China launches geoscience satellite serving UN agenda
The rocket blasted off at 10:19 a.m. from the Taiyuan Satellite Launch Center in Shanxi province, according to the State-owned company, and later placed the Wide-Eye Geoscience Satellite into its planned orbit.
According to China Aerospace Scientific and Technology Corp., or CASC, the country’s top space contractor, a Long March 6 carrier rocket was utilized to launch a science satellite on Friday morning.
The rocket blasted off at 10:19 a.m. from the Taiyuan Satellite Launch Center in Shanxi province, according to the State-owned company, and later placed the Wide-Eye Geoscience Satellite into its planned orbit.
The Chinese Academy of Sciences designed and built the satellite, which is tasked with conducting precision space-based surveys of fuel consumption, urban construction, and coastal environments in densely populated areas to support research on human-nature interaction and sustainable development.
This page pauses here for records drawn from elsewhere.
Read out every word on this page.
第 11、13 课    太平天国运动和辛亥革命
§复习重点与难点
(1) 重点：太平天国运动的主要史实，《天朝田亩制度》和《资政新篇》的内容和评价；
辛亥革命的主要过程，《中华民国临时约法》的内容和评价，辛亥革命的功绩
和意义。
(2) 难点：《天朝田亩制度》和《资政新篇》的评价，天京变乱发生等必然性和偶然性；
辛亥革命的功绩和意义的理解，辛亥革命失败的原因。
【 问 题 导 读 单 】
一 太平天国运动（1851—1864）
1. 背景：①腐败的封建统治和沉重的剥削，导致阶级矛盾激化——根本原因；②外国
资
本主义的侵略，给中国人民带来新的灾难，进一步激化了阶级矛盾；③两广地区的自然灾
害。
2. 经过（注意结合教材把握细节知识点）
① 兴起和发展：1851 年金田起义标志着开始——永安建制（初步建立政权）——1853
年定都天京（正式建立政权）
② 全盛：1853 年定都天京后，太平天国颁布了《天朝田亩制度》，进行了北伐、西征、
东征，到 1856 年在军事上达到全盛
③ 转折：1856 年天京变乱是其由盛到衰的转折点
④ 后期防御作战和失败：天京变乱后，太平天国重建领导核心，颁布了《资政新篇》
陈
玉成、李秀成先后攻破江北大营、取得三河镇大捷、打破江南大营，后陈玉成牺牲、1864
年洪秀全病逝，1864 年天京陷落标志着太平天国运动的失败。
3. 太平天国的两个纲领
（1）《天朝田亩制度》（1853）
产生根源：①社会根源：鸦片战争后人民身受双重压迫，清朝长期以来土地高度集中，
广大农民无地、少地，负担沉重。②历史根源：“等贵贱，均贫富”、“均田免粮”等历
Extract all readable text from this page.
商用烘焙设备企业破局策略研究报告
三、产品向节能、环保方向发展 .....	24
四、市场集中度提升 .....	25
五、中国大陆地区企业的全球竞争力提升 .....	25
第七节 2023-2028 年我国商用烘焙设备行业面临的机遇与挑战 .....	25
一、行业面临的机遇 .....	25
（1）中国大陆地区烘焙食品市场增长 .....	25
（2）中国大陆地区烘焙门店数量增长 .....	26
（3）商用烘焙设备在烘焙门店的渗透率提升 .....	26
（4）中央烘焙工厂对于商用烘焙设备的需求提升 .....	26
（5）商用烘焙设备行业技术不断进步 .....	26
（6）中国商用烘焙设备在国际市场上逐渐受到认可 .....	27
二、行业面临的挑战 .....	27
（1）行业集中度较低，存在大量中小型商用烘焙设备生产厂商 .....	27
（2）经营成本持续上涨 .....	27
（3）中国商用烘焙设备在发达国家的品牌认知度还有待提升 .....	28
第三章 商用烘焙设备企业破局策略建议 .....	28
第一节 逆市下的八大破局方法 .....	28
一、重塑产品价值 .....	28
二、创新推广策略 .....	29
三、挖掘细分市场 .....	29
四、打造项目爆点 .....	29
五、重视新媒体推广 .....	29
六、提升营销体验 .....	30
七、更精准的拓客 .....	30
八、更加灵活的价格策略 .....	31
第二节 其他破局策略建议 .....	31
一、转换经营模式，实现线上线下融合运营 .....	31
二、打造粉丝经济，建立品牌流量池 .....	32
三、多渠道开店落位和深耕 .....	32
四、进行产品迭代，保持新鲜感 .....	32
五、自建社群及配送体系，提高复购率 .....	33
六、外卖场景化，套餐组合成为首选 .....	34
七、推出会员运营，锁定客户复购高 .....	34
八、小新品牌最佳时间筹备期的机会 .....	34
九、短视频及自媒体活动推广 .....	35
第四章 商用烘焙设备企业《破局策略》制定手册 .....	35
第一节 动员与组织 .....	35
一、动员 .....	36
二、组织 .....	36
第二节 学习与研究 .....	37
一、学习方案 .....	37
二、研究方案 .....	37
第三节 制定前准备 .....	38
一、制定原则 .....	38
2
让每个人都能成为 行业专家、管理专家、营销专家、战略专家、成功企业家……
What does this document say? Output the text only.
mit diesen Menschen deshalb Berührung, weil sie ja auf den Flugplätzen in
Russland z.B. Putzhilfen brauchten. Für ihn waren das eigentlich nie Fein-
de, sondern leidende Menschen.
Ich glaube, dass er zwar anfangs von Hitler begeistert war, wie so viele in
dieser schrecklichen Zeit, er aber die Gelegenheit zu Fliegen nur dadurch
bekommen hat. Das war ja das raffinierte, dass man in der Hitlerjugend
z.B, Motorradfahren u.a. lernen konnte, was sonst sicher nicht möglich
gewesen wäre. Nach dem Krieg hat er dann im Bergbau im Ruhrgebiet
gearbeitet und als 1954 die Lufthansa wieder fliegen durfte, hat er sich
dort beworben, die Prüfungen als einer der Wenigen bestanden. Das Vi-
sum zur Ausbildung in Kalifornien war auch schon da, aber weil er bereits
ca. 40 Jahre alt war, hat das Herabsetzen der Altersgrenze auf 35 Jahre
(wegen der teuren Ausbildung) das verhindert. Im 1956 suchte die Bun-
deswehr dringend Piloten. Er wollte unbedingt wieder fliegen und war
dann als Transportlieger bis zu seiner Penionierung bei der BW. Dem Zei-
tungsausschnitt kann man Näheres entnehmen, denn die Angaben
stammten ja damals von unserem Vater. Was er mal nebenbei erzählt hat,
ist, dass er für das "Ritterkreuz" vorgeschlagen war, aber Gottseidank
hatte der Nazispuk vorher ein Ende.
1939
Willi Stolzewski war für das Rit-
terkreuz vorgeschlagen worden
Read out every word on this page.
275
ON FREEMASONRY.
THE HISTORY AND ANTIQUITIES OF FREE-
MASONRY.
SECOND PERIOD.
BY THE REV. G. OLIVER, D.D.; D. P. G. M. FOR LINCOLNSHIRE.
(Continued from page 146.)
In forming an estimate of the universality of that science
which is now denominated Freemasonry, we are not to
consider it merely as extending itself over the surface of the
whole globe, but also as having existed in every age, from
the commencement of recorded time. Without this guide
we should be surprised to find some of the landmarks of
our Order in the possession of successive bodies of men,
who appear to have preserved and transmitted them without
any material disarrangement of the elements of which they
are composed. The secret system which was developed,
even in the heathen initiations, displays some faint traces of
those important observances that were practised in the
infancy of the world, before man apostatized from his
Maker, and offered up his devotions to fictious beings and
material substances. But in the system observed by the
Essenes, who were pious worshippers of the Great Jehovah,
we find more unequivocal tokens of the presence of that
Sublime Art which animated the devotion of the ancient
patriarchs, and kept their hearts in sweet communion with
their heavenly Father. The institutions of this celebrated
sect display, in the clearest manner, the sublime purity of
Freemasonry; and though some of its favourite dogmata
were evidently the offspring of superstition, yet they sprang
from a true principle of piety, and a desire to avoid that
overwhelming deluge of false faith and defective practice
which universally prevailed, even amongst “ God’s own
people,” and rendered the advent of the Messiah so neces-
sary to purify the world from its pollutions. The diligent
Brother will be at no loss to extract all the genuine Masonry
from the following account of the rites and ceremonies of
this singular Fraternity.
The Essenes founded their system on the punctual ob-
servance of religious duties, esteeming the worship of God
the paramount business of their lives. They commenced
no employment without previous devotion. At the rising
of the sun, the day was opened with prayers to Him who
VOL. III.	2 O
According to the academy, it is the world’s first satellite dedicated to serving the United Nations’ 2030 Agenda for Sustainable Development.
The Big Earth Data Science Engineering Program funded the spacecraft’s construction, and it is the first to be administered by the academy’s International Research Center of Big Data for Sustainable Development Goals.
Friday’s launch was the Long March rocket family’s 395th mission, as well as the rocket’s eighth flight, which was conceived and produced by the Shanghai Academy of Spaceflight Technology, a CASC subsidiary.
The 29.3-meter rocket is capable of launching a payload weighing around 1 metric ton into a sun-synchronous orbit 700 kilometers above the ground. Its main propulsion system is a 120-ton-thrust liquid oxygen and kerosene engine.
According to CASC, the rocket is expected to fly four times in 2021.
This year, CASC expects to launch around 40 missions, including those for the nation’s space station program. It has now completed 38 launches, all of which have been successful. According to the company’s space program planners, 2021 will be the busiest year for launch activity.
In 2020, China launched 34 rockets, three of which were Long March 5-series rockets that carried China’s next-generation manned spacecraft, the country’s first independent Mars probe, and the Chang’e 5 lunar sample-return mission into space.